His dark eyes stared blankly at me as if he had gone blind and could no longer see the world that he had always been so sure of.

“What kind of cancer is it?” I asked.

“Thyroid,” he said. “It’s a good kind of cancer. At least that what’s Dr. Sokolov said.”

“I’ll do some research. I bet Dr. Sokolov’s right.”

“There’s no good kind of cancer,” Papa said. His head fell into his large hands.

Despite the pitiful sight that Papa made or perhaps because of it, suddenly I was angry at him again—at his mistaken idea of patriotism. For hadn’t Papa put himself into danger? Of course, on the day of the accident none of us had known that living near the station was so dangerous, but later, when he sought the job of driver, the risks should have been more obvious. But just as Papa believed his beloved country was the greatest in the world, he continued to insist that his government would protect him. I had no wish to hurt him now when he was so down, but I had to ask, “At least, do you understand now that the station is unsafe?”

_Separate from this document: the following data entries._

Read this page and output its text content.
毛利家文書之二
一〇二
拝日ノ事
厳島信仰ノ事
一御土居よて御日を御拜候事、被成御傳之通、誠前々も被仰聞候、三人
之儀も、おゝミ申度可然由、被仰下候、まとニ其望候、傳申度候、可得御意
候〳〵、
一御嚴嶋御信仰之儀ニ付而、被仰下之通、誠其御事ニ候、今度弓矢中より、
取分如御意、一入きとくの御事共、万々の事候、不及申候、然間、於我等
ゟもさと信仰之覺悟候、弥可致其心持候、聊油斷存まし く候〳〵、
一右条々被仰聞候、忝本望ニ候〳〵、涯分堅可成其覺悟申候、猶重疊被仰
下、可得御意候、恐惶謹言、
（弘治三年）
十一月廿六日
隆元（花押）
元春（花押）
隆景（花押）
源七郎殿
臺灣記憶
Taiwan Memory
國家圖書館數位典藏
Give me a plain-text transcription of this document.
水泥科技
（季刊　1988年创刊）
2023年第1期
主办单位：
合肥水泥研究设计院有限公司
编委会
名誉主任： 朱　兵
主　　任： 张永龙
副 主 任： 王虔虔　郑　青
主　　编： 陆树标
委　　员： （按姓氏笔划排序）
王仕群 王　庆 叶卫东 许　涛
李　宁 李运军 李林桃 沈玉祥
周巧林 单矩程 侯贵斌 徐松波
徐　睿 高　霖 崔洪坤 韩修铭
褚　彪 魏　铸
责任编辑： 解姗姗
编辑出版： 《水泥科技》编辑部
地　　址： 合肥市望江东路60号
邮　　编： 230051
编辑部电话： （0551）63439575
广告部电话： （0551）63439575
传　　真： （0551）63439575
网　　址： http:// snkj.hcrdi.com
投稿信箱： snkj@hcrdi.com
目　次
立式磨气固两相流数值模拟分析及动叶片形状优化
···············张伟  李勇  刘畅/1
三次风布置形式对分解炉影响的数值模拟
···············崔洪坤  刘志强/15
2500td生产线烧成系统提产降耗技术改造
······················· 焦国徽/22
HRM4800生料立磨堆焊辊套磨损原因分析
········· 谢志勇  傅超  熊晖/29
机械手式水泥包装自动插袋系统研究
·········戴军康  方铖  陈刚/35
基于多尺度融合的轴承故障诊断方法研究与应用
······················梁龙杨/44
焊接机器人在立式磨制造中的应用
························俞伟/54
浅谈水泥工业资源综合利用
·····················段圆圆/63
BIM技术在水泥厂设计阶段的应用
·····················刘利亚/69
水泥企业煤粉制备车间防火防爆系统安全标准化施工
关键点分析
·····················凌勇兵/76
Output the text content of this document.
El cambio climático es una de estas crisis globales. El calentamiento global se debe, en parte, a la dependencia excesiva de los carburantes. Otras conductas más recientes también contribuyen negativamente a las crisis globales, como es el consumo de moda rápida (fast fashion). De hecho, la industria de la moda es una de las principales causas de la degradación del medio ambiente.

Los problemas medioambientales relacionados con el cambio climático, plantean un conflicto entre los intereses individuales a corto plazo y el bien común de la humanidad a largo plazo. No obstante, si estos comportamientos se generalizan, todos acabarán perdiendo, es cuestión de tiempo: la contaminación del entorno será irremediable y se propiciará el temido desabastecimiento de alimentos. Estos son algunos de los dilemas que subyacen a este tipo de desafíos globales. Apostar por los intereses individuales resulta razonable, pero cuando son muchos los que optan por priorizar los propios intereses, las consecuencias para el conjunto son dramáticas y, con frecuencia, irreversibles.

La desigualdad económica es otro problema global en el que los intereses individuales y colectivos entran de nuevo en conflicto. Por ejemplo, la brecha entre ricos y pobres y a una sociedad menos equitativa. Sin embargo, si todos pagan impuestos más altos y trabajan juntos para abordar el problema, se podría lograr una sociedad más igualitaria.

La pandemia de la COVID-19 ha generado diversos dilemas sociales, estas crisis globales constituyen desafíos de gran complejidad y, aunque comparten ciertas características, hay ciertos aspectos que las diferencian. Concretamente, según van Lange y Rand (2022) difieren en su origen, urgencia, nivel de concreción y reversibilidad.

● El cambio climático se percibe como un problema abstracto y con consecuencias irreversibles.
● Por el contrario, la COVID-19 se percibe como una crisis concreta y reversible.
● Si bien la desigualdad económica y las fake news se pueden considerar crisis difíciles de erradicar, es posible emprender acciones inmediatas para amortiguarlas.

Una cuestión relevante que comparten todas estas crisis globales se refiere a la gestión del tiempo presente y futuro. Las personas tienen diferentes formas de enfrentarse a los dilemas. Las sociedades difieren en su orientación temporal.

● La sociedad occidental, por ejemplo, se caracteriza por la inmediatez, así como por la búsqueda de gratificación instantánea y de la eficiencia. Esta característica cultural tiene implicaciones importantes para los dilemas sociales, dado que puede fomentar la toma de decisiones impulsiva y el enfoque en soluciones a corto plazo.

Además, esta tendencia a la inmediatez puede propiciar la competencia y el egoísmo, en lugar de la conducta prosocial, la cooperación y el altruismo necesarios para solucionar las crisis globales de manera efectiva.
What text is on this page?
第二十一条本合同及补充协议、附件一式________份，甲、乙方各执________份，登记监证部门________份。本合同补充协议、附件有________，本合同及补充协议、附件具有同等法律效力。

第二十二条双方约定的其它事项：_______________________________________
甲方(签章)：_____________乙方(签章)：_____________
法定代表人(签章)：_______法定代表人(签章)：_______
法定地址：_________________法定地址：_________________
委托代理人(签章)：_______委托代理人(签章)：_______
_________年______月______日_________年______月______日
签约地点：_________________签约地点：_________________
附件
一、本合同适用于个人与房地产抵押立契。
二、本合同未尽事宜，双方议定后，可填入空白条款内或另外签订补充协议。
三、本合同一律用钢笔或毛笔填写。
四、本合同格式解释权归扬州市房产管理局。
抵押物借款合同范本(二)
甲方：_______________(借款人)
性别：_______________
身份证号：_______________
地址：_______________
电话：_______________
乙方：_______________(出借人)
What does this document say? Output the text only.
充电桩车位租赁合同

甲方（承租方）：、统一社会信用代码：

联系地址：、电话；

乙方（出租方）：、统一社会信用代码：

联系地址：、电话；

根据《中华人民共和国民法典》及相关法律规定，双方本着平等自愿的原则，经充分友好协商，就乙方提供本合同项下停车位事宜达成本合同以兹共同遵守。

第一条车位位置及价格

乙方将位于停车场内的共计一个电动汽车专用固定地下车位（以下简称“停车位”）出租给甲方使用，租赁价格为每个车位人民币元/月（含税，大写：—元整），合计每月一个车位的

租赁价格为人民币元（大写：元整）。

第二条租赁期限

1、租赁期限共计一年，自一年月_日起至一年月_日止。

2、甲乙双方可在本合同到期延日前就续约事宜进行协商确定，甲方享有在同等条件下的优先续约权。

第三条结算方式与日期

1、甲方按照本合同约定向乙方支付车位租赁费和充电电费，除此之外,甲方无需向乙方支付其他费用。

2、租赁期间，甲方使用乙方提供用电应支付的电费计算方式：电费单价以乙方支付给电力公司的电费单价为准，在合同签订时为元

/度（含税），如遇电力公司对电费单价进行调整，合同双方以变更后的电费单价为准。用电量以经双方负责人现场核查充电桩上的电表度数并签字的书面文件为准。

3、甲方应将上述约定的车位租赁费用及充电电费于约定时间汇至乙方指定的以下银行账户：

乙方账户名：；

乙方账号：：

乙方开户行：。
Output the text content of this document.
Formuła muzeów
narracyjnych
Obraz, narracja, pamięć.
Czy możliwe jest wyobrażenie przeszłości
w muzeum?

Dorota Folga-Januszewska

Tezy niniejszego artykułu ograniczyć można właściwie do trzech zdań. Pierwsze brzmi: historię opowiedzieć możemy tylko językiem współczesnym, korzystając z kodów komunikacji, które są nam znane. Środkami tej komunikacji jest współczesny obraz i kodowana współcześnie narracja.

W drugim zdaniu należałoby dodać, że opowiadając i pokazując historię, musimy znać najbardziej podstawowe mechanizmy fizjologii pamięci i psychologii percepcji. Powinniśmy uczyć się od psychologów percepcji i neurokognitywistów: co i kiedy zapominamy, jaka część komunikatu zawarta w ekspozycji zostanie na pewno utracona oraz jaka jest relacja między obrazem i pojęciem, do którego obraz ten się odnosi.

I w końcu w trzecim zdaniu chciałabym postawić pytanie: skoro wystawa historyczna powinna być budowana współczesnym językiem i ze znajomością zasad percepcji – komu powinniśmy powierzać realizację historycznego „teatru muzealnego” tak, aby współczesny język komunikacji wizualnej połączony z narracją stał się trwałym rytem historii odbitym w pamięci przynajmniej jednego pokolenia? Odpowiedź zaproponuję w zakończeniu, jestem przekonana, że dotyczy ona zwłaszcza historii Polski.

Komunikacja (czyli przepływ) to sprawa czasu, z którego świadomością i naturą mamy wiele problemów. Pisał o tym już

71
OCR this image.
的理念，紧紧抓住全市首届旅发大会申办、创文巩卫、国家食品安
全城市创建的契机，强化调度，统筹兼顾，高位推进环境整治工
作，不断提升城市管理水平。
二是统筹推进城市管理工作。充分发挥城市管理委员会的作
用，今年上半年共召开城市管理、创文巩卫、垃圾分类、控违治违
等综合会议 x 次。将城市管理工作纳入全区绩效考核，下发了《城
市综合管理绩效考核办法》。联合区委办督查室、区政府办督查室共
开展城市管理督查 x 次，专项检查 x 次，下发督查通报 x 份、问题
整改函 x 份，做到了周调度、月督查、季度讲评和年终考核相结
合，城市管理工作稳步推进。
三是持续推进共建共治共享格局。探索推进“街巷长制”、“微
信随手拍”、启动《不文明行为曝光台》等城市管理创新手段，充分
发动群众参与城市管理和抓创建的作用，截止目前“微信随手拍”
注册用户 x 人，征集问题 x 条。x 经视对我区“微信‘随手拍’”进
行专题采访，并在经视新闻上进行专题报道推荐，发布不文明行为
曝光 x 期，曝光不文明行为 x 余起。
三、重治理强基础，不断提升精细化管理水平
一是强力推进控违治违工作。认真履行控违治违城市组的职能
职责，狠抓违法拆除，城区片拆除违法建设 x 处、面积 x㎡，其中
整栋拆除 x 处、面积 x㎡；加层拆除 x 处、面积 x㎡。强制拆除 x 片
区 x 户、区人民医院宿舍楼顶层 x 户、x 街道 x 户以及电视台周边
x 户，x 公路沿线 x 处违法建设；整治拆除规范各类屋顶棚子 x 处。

“Katya,” my father said. He looked stooped and more frail than I had ever seen him. “Part of health is mental toughness. I know I received a massive dose of radiation. I have tried to act as if I didn’t. But I know…I do know that working at the station is not completely safe.” He sighed. “I even know that it could happen again.”

I couldn’t help myself. “So why do you work there?” I felt my voice rising. “Why must we live in a city next door?”

My father started speaking more slowly than I had ever heard him. Every word felt like a fingernail tearing off, exposing the quick. “I am not a well-educated man. Ever since the accident, I have always known that I may not live a full life span.”

I guessed that he had never spoken these words out loud before, even to my mother. It would have been admitting weakness.

“I am proud of my bargain.” Papa held his head up and met my eyes. “I have done what I had to do to protect my family.”